The treatment landscape of chronic lymphocytic leukemia (CLL) has dramatically changed over the last few years with the introduction of novel targeted agents. Physicians are now faced with several equally effective therapy options when treating patients with CLL. Here, we review the role of Bruton tyrosine kinase (BTK) inhibitors in treating patients with treatment-naïve and relapsed or refractory CLL. We review recent approvals of BTK inhibitors as well as reported and ongoing clinical trial data. The approval of ibrutinib rapidly led to a paradigm shift in the management of CLL. Randomized trials have now compared ibrutinib to several chemoimmunotherapy approaches, which were in favor of ibrutinib.
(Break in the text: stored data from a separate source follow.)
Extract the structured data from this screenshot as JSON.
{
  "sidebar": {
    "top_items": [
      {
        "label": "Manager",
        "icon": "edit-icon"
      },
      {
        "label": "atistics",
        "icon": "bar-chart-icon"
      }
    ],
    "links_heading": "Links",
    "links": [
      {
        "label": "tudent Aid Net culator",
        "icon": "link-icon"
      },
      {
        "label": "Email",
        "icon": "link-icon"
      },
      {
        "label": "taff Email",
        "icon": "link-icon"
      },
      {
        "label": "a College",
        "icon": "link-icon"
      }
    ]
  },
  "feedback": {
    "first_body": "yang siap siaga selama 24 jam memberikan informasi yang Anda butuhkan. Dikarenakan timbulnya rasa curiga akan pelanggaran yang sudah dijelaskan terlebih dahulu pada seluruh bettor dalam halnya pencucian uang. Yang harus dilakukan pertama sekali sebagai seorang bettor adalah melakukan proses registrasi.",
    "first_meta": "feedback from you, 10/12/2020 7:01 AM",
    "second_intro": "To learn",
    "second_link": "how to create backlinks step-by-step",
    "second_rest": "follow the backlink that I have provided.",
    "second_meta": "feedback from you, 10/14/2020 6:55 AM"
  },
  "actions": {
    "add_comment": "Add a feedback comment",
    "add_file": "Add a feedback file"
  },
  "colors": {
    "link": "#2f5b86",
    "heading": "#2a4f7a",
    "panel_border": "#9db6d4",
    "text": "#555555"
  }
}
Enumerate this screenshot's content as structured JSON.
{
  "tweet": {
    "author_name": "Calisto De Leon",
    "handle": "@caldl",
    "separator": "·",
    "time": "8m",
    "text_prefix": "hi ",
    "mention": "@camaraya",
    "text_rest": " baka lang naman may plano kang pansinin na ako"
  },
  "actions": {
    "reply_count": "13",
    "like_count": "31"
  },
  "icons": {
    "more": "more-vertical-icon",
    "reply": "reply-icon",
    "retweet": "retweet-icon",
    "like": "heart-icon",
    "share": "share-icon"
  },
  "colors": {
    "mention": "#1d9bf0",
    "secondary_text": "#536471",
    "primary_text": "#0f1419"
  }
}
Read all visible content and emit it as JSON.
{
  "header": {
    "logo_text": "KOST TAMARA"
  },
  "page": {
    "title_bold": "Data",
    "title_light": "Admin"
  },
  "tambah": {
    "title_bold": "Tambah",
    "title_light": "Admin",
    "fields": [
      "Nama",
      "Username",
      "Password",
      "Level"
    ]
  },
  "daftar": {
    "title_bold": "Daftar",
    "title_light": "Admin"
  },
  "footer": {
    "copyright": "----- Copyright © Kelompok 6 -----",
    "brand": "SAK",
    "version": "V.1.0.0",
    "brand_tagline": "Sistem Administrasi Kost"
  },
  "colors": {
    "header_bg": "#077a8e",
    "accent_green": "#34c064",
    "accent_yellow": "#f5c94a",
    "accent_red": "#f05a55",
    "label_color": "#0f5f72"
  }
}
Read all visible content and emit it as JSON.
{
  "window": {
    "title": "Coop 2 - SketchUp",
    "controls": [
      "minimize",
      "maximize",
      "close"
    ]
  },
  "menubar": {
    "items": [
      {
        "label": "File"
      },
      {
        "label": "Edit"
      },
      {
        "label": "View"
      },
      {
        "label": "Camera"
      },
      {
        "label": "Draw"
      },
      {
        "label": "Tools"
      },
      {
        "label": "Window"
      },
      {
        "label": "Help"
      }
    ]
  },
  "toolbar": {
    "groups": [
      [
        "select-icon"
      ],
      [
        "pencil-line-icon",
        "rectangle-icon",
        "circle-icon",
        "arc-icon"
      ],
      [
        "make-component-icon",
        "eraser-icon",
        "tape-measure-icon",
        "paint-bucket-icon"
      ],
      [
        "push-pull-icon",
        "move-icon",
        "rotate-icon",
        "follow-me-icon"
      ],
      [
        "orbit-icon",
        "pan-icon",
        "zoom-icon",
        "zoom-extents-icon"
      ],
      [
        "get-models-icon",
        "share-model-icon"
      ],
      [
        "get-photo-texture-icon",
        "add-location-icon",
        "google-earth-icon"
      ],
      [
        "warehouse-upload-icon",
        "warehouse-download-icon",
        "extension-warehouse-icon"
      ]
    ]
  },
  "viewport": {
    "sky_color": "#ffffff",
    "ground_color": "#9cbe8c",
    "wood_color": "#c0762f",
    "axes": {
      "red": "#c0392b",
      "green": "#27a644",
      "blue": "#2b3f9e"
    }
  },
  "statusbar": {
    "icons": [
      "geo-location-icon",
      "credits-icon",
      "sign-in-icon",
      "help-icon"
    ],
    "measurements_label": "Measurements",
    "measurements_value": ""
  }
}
Second-generation more selective BTK inhibitors, including acalabrutinib and zanubrutinib, have been developed, and recent data have led to the approval of acalabrutinib in CLL. Ongoing and future studies focus on either combining BTK inhibitors with other novel agents (e.g., venetoclax, obinutuzumab, or ublituximab) or developing next-generation non-covalent reversible BTK inhibitors that may be effective in treating patients with CLL harboring BTK-resistant mutations. The field of CLL continues to evolve rapidly with new and evolving combination treatments and novel BTK agents, which will continue to change the standard of care for CLL.